The government's support to leave behind the colonial past comes after Pa Marie Ariki, a tribal leader or paramount chief, convened a committee in January to choose a new name for the nation, which has a population of 21,000 inhabitants spread across 15 islands.
The committee, which is evaluating 60 possible names from public submissions, hopes to shortlist the top contender by next month, which will be sent to the government for further action.
Danny Mataroa, who heads the name change committee, said the names being considered incorporate several elements that are important to the inhabitants such as Christianity, Maori heritage and national pride.
"It must also be easy to say," he added.
The archipelago was inhabited by Polynesians from Tahiti in the 6th century, according to historians.
In 1595, Spanish sailor Alvaro de Menda a de Neira sighted the islands and named them "San Bernardo" (Saint Bernard) while in 1606, Portuguese navigator Pedro Fernandes de Queiros, a subject of the King of Spain, became the first European to set foot on the islands and renamed the region "Gente Hermosa" (Beautiful People).
British explorer James Cook visited the islands in 1773 and 1777 and named them "Hervey Islands."
Finally, in the 1820s appeared the first documents referring to the archipelago as Cook Islands, its current name.

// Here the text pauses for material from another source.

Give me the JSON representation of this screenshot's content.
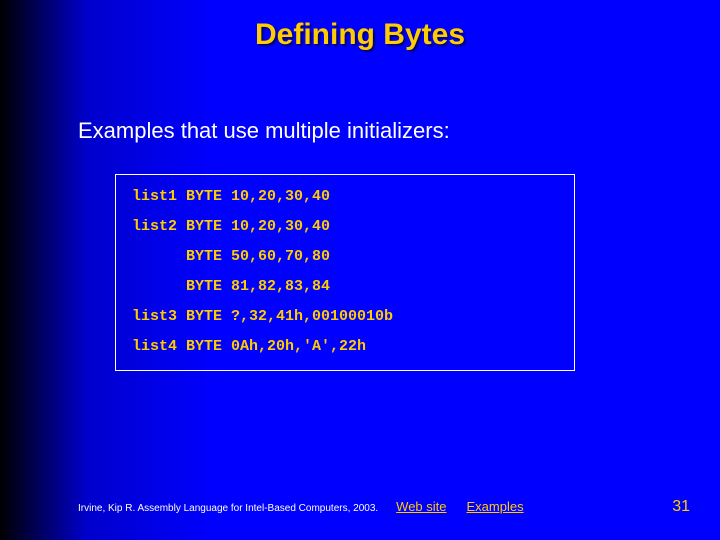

The Cook Islands became a British protectorate in 1888 and was included within the boundaries of New Zealand in 1901 until 1965, when Wellington granted it autonomy.
Earlier attempts to change the name of Cook Islands, which is a self-governing territory in free association with New Zealand, were unsuccessful, including a national referendum in the middle of 1999 in which citizens voted to retain the name.
"This is the first time we've actually gone this far," said Mataroa, who added that the previous referendum failed as it was based on the deliberations of the archipelago's main island Rarotonga, where 75 per cent of the population lives.
This time, traditional leaders from all 12 of the country's inhabited islands took part in the process although the committee is seeking to avoid a referendum owing to the costs involved.